Much like the game that came before it, Batman: Arkham City is an excellent 3rd person game with Real Batman-like Action that does a pretty good job of weaving the disparate plans of several villains all stuck within the eponymous quarantine zone into a cohesive narrative. While this game is billed as an Open World game, it is far from the Grand Theft Auto games that established the genre. There are dozens of sidequests in the game, it’s true, but you’re also encouraged to stick to the main story which is strictly gated.
The game begins with Bruce Wayne being taken into Arkham City, initially as a PR move of some sort but he’s quickly captured and about to be beaten when, naturally, he turns the tables and dons the Batman outfit. From there, you’re stick within the city, chasing down rumors that the dying Joker has some nefarious plan for the whole city. Once you find him, however, Joker captures Batman and gives him a transfusion of the blood that killing him to encourage Batman to find a cure. Thus the main story begins and Batman must now search the city for the pieces necessary to save his life and – unfortunately – the Joker’s as well.
Throughout this, you’ll run into nearly the whole gamut of Batman villains from Two-Face, Penguin, Mr. Freeze, Riddler, Harley Quinn, Deadshot, Ra’s Al Ghul, Talia, Mad Hatter, SOLOMON GRUNDY(!!), Hugo Strange (who has somehow become the director of Arkham City), Clayface, Poison Ivy (somewhat), and of course, Catwoman, who has her own storyline in the game that runs parallel to Batman’s.

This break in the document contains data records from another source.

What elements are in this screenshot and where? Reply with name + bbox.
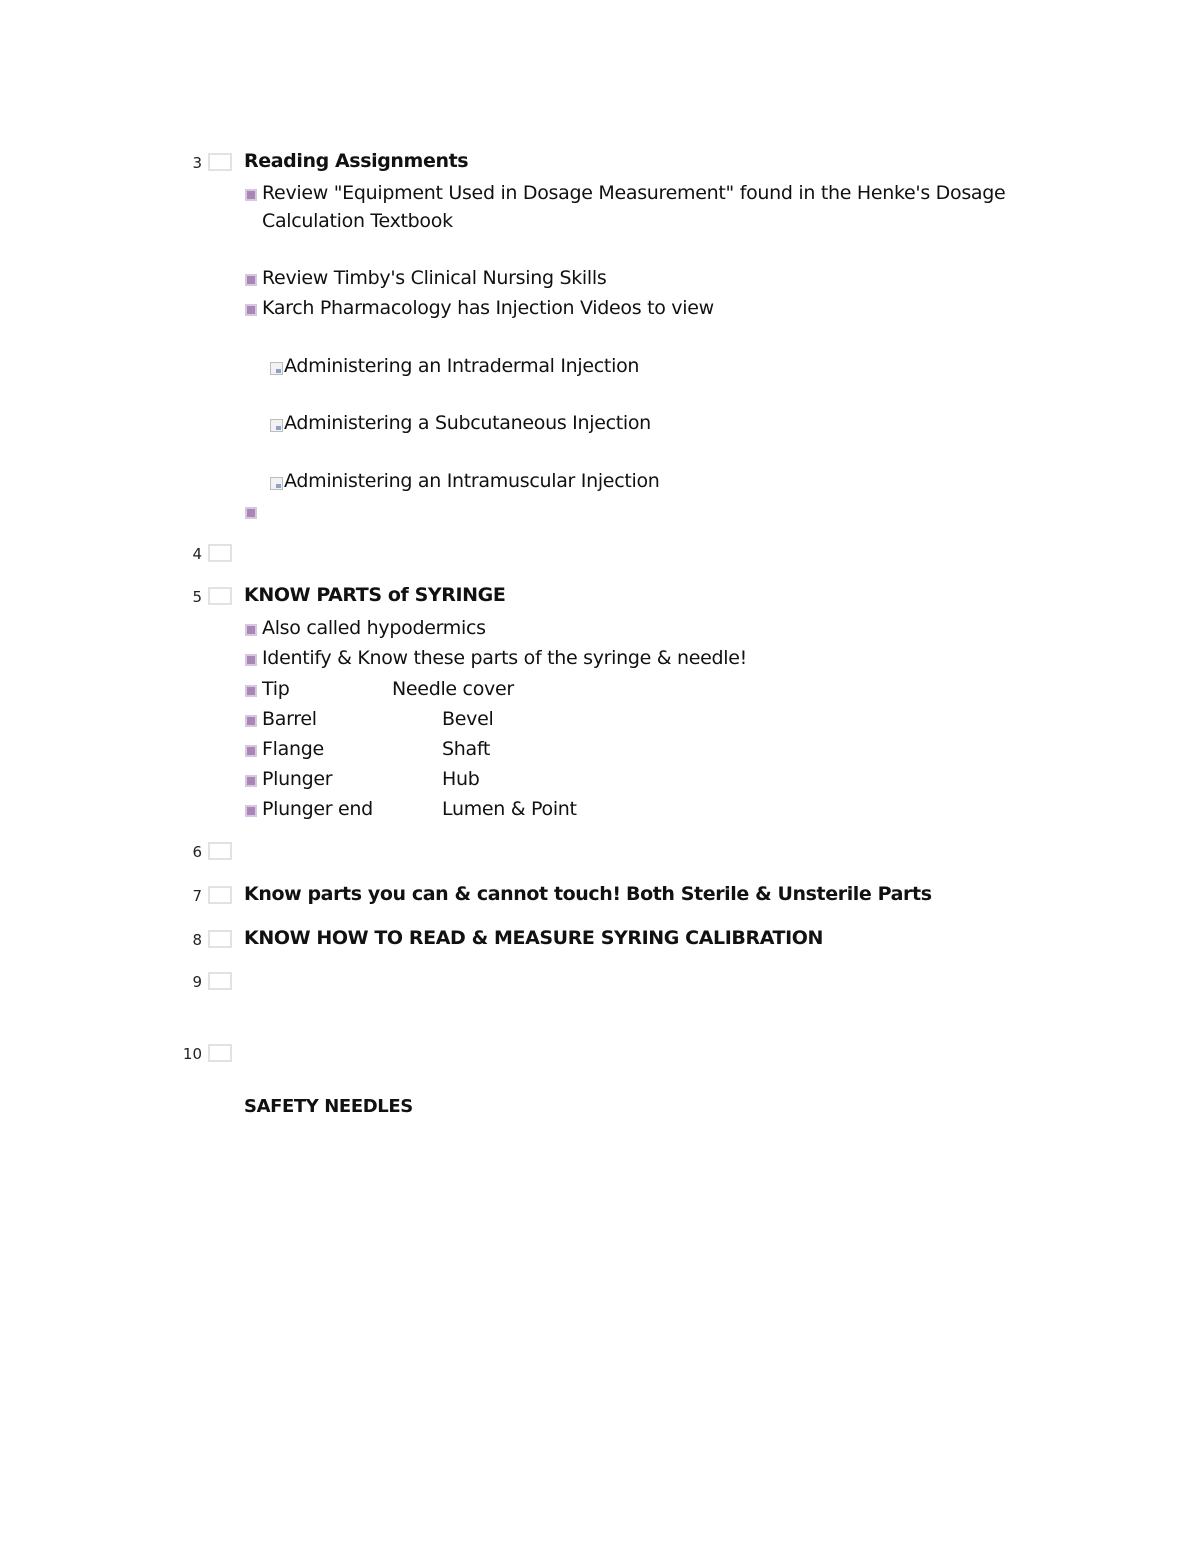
syringe-part: Flange <box>262 738 324 760</box>
syringe-part: Plunger <box>262 768 333 790</box>
outline-text: Karch Pharmacology has Injection Videos to view <box>262 297 714 319</box>
slide-thumbnail[interactable] <box>208 886 232 904</box>
slide-title: Reading Assignments <box>244 150 469 172</box>
slide-number: 9 <box>192 973 202 991</box>
bullet-icon <box>245 274 257 286</box>
slide-thumbnail[interactable] <box>208 930 232 948</box>
video-icon <box>270 477 283 490</box>
outline-text: Also called hypodermics <box>262 617 486 639</box>
slide-thumbnail[interactable] <box>208 842 232 860</box>
slide-thumbnail[interactable] <box>208 544 232 562</box>
slide-number: 10 <box>182 1045 202 1063</box>
video-icon <box>270 362 283 375</box>
outline-text: Review "Equipment Used in Dosage Measurement" found in the Henke's Dosage <box>262 182 1006 204</box>
bullet-icon <box>245 304 257 316</box>
slide-thumbnail[interactable] <box>208 972 232 990</box>
bullet-icon <box>245 624 257 636</box>
section-heading: SAFETY NEEDLES <box>244 1096 413 1117</box>
video-link[interactable]: Administering an Intradermal Injection <box>284 355 640 377</box>
needle-part: Bevel <box>442 708 494 730</box>
slide-number: 6 <box>192 843 202 861</box>
bullet-icon <box>245 715 257 727</box>
slide-title: KNOW PARTS of SYRINGE <box>244 584 506 606</box>
syringe-part: Plunger end <box>262 798 373 820</box>
bullet-icon <box>245 685 257 697</box>
outline-text: Review Timby's Clinical Nursing Skills <box>262 267 607 289</box>
needle-part: Needle cover <box>392 678 514 700</box>
outline-text: Identify & Know these parts of the syringe & needle! <box>262 647 747 669</box>
bullet-icon <box>245 775 257 787</box>
bullet-icon <box>245 507 257 519</box>
syringe-part: Barrel <box>262 708 317 730</box>
needle-part: Shaft <box>442 738 491 760</box>
video-icon <box>270 419 283 432</box>
bullet-icon <box>245 805 257 817</box>
slide-thumbnail[interactable] <box>208 153 232 171</box>
slide-thumbnail[interactable] <box>208 587 232 605</box>
needle-part: Hub <box>442 768 480 790</box>
slide-title: Know parts you can & cannot touch! <box>244 883 621 905</box>
slide-thumbnail[interactable] <box>208 1044 232 1062</box>
bullet-icon <box>245 189 257 201</box>
video-link[interactable]: Administering a Subcutaneous Injection <box>284 412 651 434</box>
syringe-part: Tip <box>262 678 290 700</box>
slide-title: KNOW HOW TO READ & MEASURE SYRING CALIBRATION <box>244 927 824 949</box>
slide-number: 8 <box>192 931 202 949</box>
slide-number: 4 <box>192 545 202 563</box>
needle-part: Lumen & Point <box>442 798 577 820</box>
outline-text: Calculation Textbook <box>262 210 453 232</box>
bullet-icon <box>245 654 257 666</box>
bullet-icon <box>245 745 257 757</box>
slide-number: 7 <box>192 887 202 905</box>
video-link[interactable]: Administering an Intramuscular Injection <box>284 470 660 492</box>
slide-number: 5 <box>192 588 202 606</box>
slide-title-secondary: Both Sterile & Unsterile Parts <box>626 883 932 905</box>
slide-number: 3 <box>192 154 202 172</box>
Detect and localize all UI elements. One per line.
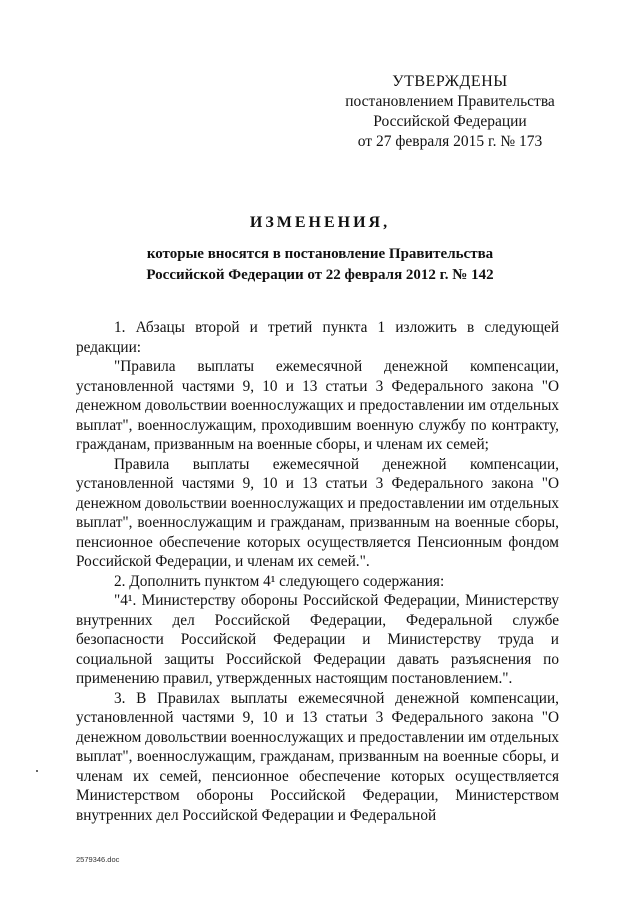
subtitle-line-1: которые вносятся в постановление Правительства [146,246,494,262]
document-title: ИЗМЕНЕНИЯ, [249,214,391,231]
document-body [76,318,559,825]
scan-speck [36,770,38,772]
approval-line-government: Российской Федерации [373,113,527,130]
approval-heading: УТВЕРЖДЕНЫ [392,73,508,90]
paragraph-rules-second: Правила выплаты ежемесячной денежной компенсации, установленной частями 9, 10 и 13 статьи 3 Федерального закона "О денежном довольствии военнослужащих и предоставлении им отдельных выплат", военнослужащим и гражданам, призванным на военные сборы, пенсионное обеспечение которых осуществляется Пенсионным фондом Российской Федерации, и членам их семей.". [76,455,559,570]
document-subtitle [0,244,640,286]
paragraph-rules-first: "Правила выплаты ежемесячной денежной компенсации, установленной частями 9, 10 и 13 статьи 3 Федерального закона "О денежном довольствии военнослужащих и предоставлении им отдельных выплат", военнослужащим, проходившим военную службу по контракту, гражданам, призванным на военные сборы, и членам их семей; [76,358,559,453]
paragraph-item-1: 1. Абзацы второй и третий пункта 1 изложить в следующей редакции: [76,319,559,356]
paragraph-item-3: 3. В Правилах выплаты ежемесячной денежной компенсации, установленной частями 9, 10 и 13 статьи 3 Федерального закона "О денежном довольствии военнослужащих и предоставлении им отдельных выплат", военнослужащим, гражданам, призванным на военные сборы, и членам их семей, пенсионное обеспечение которых осуществляется Министерством обороны Российской Федерации, Министерством внутренних дел Российской Федерации и Федеральной [76,689,559,824]
approval-line-resolution: постановлением Правительства [345,93,555,110]
file-reference: 2579346.doc [76,855,120,864]
subtitle-line-2: Российской Федерации от 22 февраля 2012 г. № 142 [146,267,494,283]
approval-line-date-number: от 27 февраля 2015 г. № 173 [357,133,543,150]
paragraph-item-4-1: "4¹. Министерству обороны Российской Федерации, Министерству внутренних дел Российской Федерации, Федеральной службе безопасности Российской Федерации и Министерству труда и социальной защиты Российской Федерации давать разъяснения по применению правил, утвержденных настоящим постановлением.". [76,592,559,687]
approval-block [330,72,570,152]
paragraph-item-2: 2. Дополнить пунктом 4¹ следующего содержания: [114,572,445,590]
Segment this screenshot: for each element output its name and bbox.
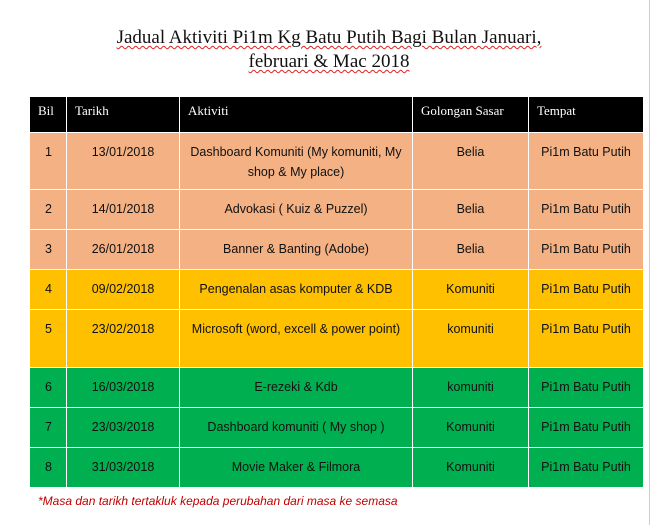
- table-row: [30, 408, 644, 448]
- cell-bil: 3: [30, 230, 67, 270]
- cell-tarikh: 23/03/2018: [67, 408, 180, 448]
- header-tempat: Tempat: [529, 97, 644, 133]
- cell-tempat: Pi1m Batu Putih: [529, 310, 644, 368]
- cell-golongan: Komuniti: [413, 448, 529, 488]
- cell-bil: 4: [30, 270, 67, 310]
- cell-golongan: Komuniti: [413, 408, 529, 448]
- cell-tempat: Pi1m Batu Putih: [529, 133, 644, 190]
- footnote-disclaimer: *Masa dan tarikh tertakluk kepada perubahan dari masa ke semasa: [38, 494, 398, 508]
- table-row: [30, 310, 644, 368]
- cell-tarikh: 26/01/2018: [67, 230, 180, 270]
- cell-bil: 5: [30, 310, 67, 368]
- cell-golongan: Belia: [413, 190, 529, 230]
- cell-golongan: Belia: [413, 133, 529, 190]
- cell-aktiviti: E-rezeki & Kdb: [180, 368, 413, 408]
- header-bil: Bil: [30, 97, 67, 133]
- cell-aktiviti: Microsoft (word, excell & power point): [180, 310, 413, 368]
- cell-bil: 8: [30, 448, 67, 488]
- title-line-1: Jadual Aktiviti Pi1m Kg Batu Putih Bagi Bulan Januari,: [116, 27, 542, 48]
- cell-tempat: Pi1m Batu Putih: [529, 230, 644, 270]
- cell-aktiviti: Dashboard komuniti ( My shop ): [180, 408, 413, 448]
- table-row: [30, 190, 644, 230]
- cell-tarikh: 14/01/2018: [67, 190, 180, 230]
- table-row: [30, 133, 644, 190]
- cell-tarikh: 23/02/2018: [67, 310, 180, 368]
- cell-bil: 1: [30, 133, 67, 190]
- cell-aktiviti: Advokasi ( Kuiz & Puzzel): [180, 190, 413, 230]
- activity-schedule-table: [29, 96, 644, 488]
- cell-tempat: Pi1m Batu Putih: [529, 368, 644, 408]
- cell-aktiviti: Movie Maker & Filmora: [180, 448, 413, 488]
- header-golongan-sasar: Golongan Sasar: [413, 97, 529, 133]
- table-header-row: [30, 97, 644, 133]
- cell-golongan: Belia: [413, 230, 529, 270]
- cell-tarikh: 09/02/2018: [67, 270, 180, 310]
- cell-tempat: Pi1m Batu Putih: [529, 408, 644, 448]
- cell-tempat: Pi1m Batu Putih: [529, 448, 644, 488]
- cell-golongan: Komuniti: [413, 270, 529, 310]
- header-tarikh: Tarikh: [67, 97, 180, 133]
- cell-aktiviti: Dashboard Komuniti (My komuniti, My shop & My place): [180, 133, 413, 190]
- cell-bil: 2: [30, 190, 67, 230]
- header-aktiviti: Aktiviti: [180, 97, 413, 133]
- cell-bil: 7: [30, 408, 67, 448]
- cell-tempat: Pi1m Batu Putih: [529, 190, 644, 230]
- table-row: [30, 270, 644, 310]
- table-row: [30, 368, 644, 408]
- cell-aktiviti: Pengenalan asas komputer & KDB: [180, 270, 413, 310]
- cell-tempat: Pi1m Batu Putih: [529, 270, 644, 310]
- title-line-2: februari & Mac 2018: [248, 51, 410, 72]
- cell-golongan: komuniti: [413, 310, 529, 368]
- cell-tarikh: 31/03/2018: [67, 448, 180, 488]
- table-row: [30, 448, 644, 488]
- cell-tarikh: 13/01/2018: [67, 133, 180, 190]
- cell-bil: 6: [30, 368, 67, 408]
- table-row: [30, 230, 644, 270]
- document-title: [0, 26, 658, 74]
- cell-tarikh: 16/03/2018: [67, 368, 180, 408]
- cell-aktiviti: Banner & Banting (Adobe): [180, 230, 413, 270]
- cell-golongan: komuniti: [413, 368, 529, 408]
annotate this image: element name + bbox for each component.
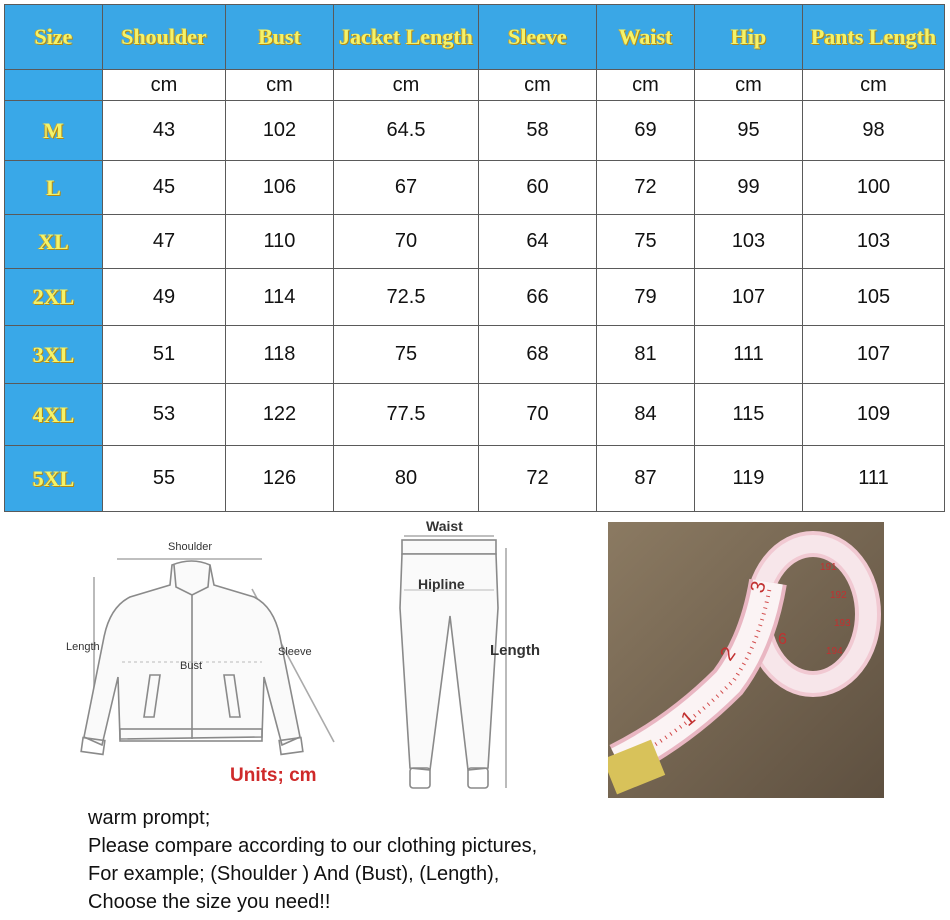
table-cell: 102 <box>226 101 334 161</box>
length-label: Length <box>66 641 100 653</box>
table-row <box>5 384 945 446</box>
tape-number-3: 3 <box>746 578 771 596</box>
table-cell: 70 <box>334 215 479 269</box>
table-cell: 67 <box>334 161 479 215</box>
table-header-row <box>5 5 945 70</box>
unit-cell: cm <box>597 70 695 101</box>
table-cell: 80 <box>334 446 479 512</box>
size-label: M <box>5 101 103 161</box>
table-cell: 75 <box>597 215 695 269</box>
table-cell: 106 <box>226 161 334 215</box>
header-hip: Hip <box>695 5 803 70</box>
table-cell: 107 <box>803 326 945 384</box>
waist-label: Waist <box>426 518 463 534</box>
header-pants-length: Pants Length <box>803 5 945 70</box>
size-label: 5XL <box>5 446 103 512</box>
table-cell: 64.5 <box>334 101 479 161</box>
header-size: Size <box>5 5 103 70</box>
table-cell: 98 <box>803 101 945 161</box>
notice-line: Please compare according to our clothing pictures, <box>88 835 538 857</box>
table-cell: 87 <box>597 446 695 512</box>
header-waist: Waist <box>597 5 695 70</box>
notice-line: For example; (Shoulder ) And (Bust), (Length), <box>88 863 500 885</box>
table-cell: 45 <box>103 161 226 215</box>
table-cell: 118 <box>226 326 334 384</box>
table-cell: 72.5 <box>334 269 479 326</box>
units-label: Units; cm <box>230 765 317 786</box>
table-cell: 111 <box>695 326 803 384</box>
unit-cell: cm <box>803 70 945 101</box>
table-cell: 66 <box>479 269 597 326</box>
table-cell: 47 <box>103 215 226 269</box>
unit-cell: cm <box>479 70 597 101</box>
tape-measure-photo <box>608 522 884 798</box>
table-cell: 115 <box>695 384 803 446</box>
pants-length-label: Length <box>490 642 540 659</box>
table-row <box>5 269 945 326</box>
tape-number-191: 191 <box>820 562 837 573</box>
table-cell: 75 <box>334 326 479 384</box>
table-unit-row <box>5 70 945 101</box>
size-label: L <box>5 161 103 215</box>
unit-cell: cm <box>695 70 803 101</box>
notice-line: warm prompt; <box>88 807 211 829</box>
table-cell: 53 <box>103 384 226 446</box>
table-cell: 95 <box>695 101 803 161</box>
table-cell: 111 <box>803 446 945 512</box>
table-row <box>5 161 945 215</box>
table-cell: 72 <box>597 161 695 215</box>
table-cell: 126 <box>226 446 334 512</box>
unit-cell: cm <box>226 70 334 101</box>
size-label: 4XL <box>5 384 103 446</box>
table-cell: 109 <box>803 384 945 446</box>
unit-cell: cm <box>103 70 226 101</box>
table-cell: 68 <box>479 326 597 384</box>
size-chart-table <box>4 4 945 512</box>
header-jacket-length: Jacket Length <box>334 5 479 70</box>
table-cell: 81 <box>597 326 695 384</box>
size-label: XL <box>5 215 103 269</box>
table-cell: 103 <box>803 215 945 269</box>
table-row <box>5 446 945 512</box>
table-cell: 119 <box>695 446 803 512</box>
hipline-label: Hipline <box>418 576 465 592</box>
shoulder-label: Shoulder <box>168 541 213 553</box>
table-row <box>5 215 945 269</box>
tape-number-194: 194 <box>826 646 843 657</box>
table-cell: 77.5 <box>334 384 479 446</box>
tape-measure-image <box>608 522 884 798</box>
size-notice <box>88 804 537 916</box>
tape-number-193: 193 <box>834 618 851 629</box>
table-cell: 49 <box>103 269 226 326</box>
header-bust: Bust <box>226 5 334 70</box>
size-label: 2XL <box>5 269 103 326</box>
table-cell: 43 <box>103 101 226 161</box>
table-row <box>5 101 945 161</box>
size-label: 3XL <box>5 326 103 384</box>
header-sleeve: Sleeve <box>479 5 597 70</box>
table-cell: 51 <box>103 326 226 384</box>
table-cell: 69 <box>597 101 695 161</box>
table-cell: 110 <box>226 215 334 269</box>
tape-number-1: 1 <box>677 706 700 731</box>
unit-cell-blank <box>5 70 103 101</box>
header-shoulder: Shoulder <box>103 5 226 70</box>
table-cell: 60 <box>479 161 597 215</box>
table-cell: 58 <box>479 101 597 161</box>
table-cell: 84 <box>597 384 695 446</box>
unit-cell: cm <box>334 70 479 101</box>
notice-line: Choose the size you need!! <box>88 891 331 913</box>
tape-number-192: 192 <box>830 590 847 601</box>
tape-number-2: 2 <box>716 643 741 665</box>
table-cell: 70 <box>479 384 597 446</box>
table-cell: 99 <box>695 161 803 215</box>
table-cell: 122 <box>226 384 334 446</box>
table-row <box>5 326 945 384</box>
table-cell: 100 <box>803 161 945 215</box>
pants-measurement-diagram <box>356 518 552 804</box>
jacket-measurement-diagram <box>42 527 342 802</box>
table-cell: 103 <box>695 215 803 269</box>
table-cell: 64 <box>479 215 597 269</box>
table-cell: 79 <box>597 269 695 326</box>
bust-label: Bust <box>180 660 203 672</box>
table-cell: 114 <box>226 269 334 326</box>
table-cell: 55 <box>103 446 226 512</box>
pants-illustration <box>356 518 552 804</box>
tape-number-6: 6 <box>778 631 787 648</box>
table-cell: 105 <box>803 269 945 326</box>
table-cell: 107 <box>695 269 803 326</box>
sleeve-label: Sleeve <box>278 646 312 658</box>
table-cell: 72 <box>479 446 597 512</box>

Gameplay is top notch, with the fighting system tuned even more to allow better group fighting, so Batman can now take on hordes of dozens of bad guys at once (and will) with ease. Gadgets from the first game are, very surprisingly, retained! And a new set of gadgets are made available to use as well.I had expected, especially given the opening, that Batman would be stuck in a Metal Gear Solid-style On Site Procurement mission, but no, everything you used in Arkham Asylum is back and most will get even more upgrades.
Visuals are a mixed bag, unfortunately. The game is very well detailed and has some good animations associated with its characters (and Batman, of course) but the whole game takes place at night, in a grimy city that looks more like Blade Runner than the gothic cues of the Animated Series or even recent comics. With the excessive greys, blacks, and dark blues at play here, most things blend together to the point where you’re probably not missing out on anything if you stay in Detective Mode all the time.
Yeah, Detective Mode is back and is the best way to survive the fights you get into, especially since it lets you spy through walls. The only annoying part of Detective Mode is that you can’t see your navigation markers, so you won’t know where you’re supposed to be headed when you’re in the overworld map. And inside of buildings (and in sewers) I found that the ability to see through walls is hindering because I often thought a dude was right next to me when he was, in fact, one room over. When you’re trying to be stealthy, casually cold clocking a blank wall often runs counter to your intentions.
As for the story, it’s serviceable. Given the need to be as action oriented as possible, there are limits to how dramatic a tale could be told, but this game gets by pretty well. Joker’s story is interesting as a motivating factor to STAY in Arkham City as long as Batman does, and from there we get some pretty good interactions with Ra’s Al Ghul and Talia (who is annoyingly portrayed as a genuine love interest for Batman and not an obsessive floozy as I would prefer).
Catwoman’s story can interact with Batman’s or completely avoid it depending on the choices you make, but when you do go after the caped crusader, the scenes are usually good though very brief. Catwoman probably has the more interesting tale, all things considered, seeing as she’s playing between the lines. She approaches Poison Ivy in a friendly manner during the game, and is attacked, then when she finds what Poison Ivy is looking for, she destroys it. Likewise, Two Face starts the game by trying to kill Catwoman, even though she’s also a villain in his eyes, and betrays her as well in the end by stealing her stuff.
Compared to Batman’s rather single-note “I MUST STOP JOKER”, Catwoman is breath of fresh air. It’s a shame that Robin and Nightwing only briefly appear and aren’t playable characters (except in challenge mode). I’d love to see this cast grow a bit in future games.
All in all, though, I was pleased with this game and consider it a worthy sequel that probably surpasses the original.
Except for the Riddler Trophies. There was NO WAY I was tracking down 200 trophies.